My ex was like that in first year, so we all wrote off his habits as just indulging in student lifestyle. (Even tho he did take it further than others) however, by third year he still did this every other night when the rest of us decided it was more important to focus on studies. Also by then he'd become a really nasty person after drinking, and during. He'd shout at me, scream at me in the street... swear bloody murder... and worse. Like your bf he'd then want sex, but somehow I didn't want to have sex with someone who'd just gone mental at me like that, and when he was drunk it wasn't exactly enjoyable...

I'm not saying he'll definitely turn out like that but it doesn't sound like a very healthy relationship to me.
What bothered me is not just how he acts when he drinks, but also you said he "flips out" when YOU drink. I know you said it's associated with health problems, but "flipping out" seems a bit more aggressive than just "concern" as you put it.
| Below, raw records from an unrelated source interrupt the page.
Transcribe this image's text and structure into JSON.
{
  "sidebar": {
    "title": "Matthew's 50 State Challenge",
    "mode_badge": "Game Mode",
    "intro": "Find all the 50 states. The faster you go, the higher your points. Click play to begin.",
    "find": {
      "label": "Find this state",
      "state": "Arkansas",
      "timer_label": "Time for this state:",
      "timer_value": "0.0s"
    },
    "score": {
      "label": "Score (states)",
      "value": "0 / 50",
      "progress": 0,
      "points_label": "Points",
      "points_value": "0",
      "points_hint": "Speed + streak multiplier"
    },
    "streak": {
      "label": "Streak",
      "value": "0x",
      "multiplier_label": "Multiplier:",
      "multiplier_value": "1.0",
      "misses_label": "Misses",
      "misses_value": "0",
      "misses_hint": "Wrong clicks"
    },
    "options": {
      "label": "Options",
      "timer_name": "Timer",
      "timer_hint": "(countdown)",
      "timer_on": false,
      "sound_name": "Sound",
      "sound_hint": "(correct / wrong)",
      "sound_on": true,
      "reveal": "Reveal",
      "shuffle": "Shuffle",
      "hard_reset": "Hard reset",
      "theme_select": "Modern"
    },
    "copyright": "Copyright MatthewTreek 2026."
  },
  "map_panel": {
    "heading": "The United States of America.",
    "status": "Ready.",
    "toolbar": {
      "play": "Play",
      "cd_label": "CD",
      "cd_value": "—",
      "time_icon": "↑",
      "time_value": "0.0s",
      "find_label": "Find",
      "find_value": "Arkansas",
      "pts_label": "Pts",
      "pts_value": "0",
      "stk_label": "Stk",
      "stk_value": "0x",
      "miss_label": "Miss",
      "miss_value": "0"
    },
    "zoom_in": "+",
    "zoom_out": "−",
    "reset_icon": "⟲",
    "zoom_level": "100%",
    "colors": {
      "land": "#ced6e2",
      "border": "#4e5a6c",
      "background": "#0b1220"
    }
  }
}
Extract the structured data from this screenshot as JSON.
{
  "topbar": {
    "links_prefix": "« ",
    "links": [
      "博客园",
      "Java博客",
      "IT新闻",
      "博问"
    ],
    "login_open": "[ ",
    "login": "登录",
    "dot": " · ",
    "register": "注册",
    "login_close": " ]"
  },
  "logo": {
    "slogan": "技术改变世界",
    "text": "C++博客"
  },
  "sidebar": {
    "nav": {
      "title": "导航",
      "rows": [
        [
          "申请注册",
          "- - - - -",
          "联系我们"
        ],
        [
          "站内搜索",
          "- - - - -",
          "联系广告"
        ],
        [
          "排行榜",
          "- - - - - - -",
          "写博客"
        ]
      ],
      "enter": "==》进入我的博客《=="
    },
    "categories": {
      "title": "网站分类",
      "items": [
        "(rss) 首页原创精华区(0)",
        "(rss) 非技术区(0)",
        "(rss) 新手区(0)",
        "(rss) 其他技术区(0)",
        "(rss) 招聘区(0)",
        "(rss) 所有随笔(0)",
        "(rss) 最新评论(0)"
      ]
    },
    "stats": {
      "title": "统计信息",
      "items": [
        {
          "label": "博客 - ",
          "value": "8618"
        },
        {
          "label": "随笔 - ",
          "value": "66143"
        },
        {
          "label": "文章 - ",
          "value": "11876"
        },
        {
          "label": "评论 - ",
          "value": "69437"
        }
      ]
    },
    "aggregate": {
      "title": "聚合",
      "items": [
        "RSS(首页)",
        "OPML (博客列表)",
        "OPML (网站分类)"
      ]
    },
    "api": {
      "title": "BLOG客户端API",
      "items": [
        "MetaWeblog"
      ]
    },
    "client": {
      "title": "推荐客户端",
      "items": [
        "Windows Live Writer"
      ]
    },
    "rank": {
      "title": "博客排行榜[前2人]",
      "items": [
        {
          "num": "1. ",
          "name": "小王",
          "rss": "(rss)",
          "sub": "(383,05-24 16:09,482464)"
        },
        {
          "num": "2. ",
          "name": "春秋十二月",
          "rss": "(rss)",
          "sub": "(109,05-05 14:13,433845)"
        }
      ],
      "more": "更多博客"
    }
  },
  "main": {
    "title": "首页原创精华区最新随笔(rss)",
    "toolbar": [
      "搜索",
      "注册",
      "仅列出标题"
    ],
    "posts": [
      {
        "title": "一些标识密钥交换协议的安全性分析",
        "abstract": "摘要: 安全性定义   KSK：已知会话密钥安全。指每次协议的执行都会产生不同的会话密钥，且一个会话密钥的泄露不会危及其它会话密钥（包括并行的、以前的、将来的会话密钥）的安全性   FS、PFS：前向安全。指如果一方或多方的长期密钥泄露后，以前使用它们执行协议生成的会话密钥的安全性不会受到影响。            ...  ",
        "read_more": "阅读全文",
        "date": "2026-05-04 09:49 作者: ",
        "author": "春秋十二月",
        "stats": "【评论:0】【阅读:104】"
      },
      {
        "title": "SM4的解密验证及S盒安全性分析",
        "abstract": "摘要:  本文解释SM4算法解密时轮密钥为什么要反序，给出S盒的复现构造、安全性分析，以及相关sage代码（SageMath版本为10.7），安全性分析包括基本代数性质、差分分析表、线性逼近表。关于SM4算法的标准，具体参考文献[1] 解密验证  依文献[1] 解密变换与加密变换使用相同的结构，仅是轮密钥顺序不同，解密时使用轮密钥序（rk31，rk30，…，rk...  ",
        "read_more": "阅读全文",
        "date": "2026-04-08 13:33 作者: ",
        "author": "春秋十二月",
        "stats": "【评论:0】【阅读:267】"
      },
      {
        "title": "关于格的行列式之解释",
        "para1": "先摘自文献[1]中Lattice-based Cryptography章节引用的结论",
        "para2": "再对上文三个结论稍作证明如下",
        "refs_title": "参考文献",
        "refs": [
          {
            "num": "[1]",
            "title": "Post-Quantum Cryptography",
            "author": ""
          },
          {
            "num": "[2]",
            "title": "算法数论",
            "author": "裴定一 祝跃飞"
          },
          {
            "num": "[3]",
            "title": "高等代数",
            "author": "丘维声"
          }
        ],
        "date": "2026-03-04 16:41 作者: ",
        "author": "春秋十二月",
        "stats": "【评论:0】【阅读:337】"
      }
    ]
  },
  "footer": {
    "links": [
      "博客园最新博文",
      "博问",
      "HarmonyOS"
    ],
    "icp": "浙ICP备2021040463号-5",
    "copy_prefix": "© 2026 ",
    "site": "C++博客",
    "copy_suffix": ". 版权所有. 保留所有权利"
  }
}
I know my own boyfriend would advice me against drinking at all in this situation, but he would respect my right to put my health at risk if I wanted to do it.

As for his own drinking problem, tell him he has it and to try to change it because it makes you uncomfortable. If he doesn't, then I would personally stop seeing him.

To be honest I already know what the outcome will be - I saw it in a lot of my friends. He won't change and you won't dump him because he's always "nice" when he doesn't drink, so you'll try to change him.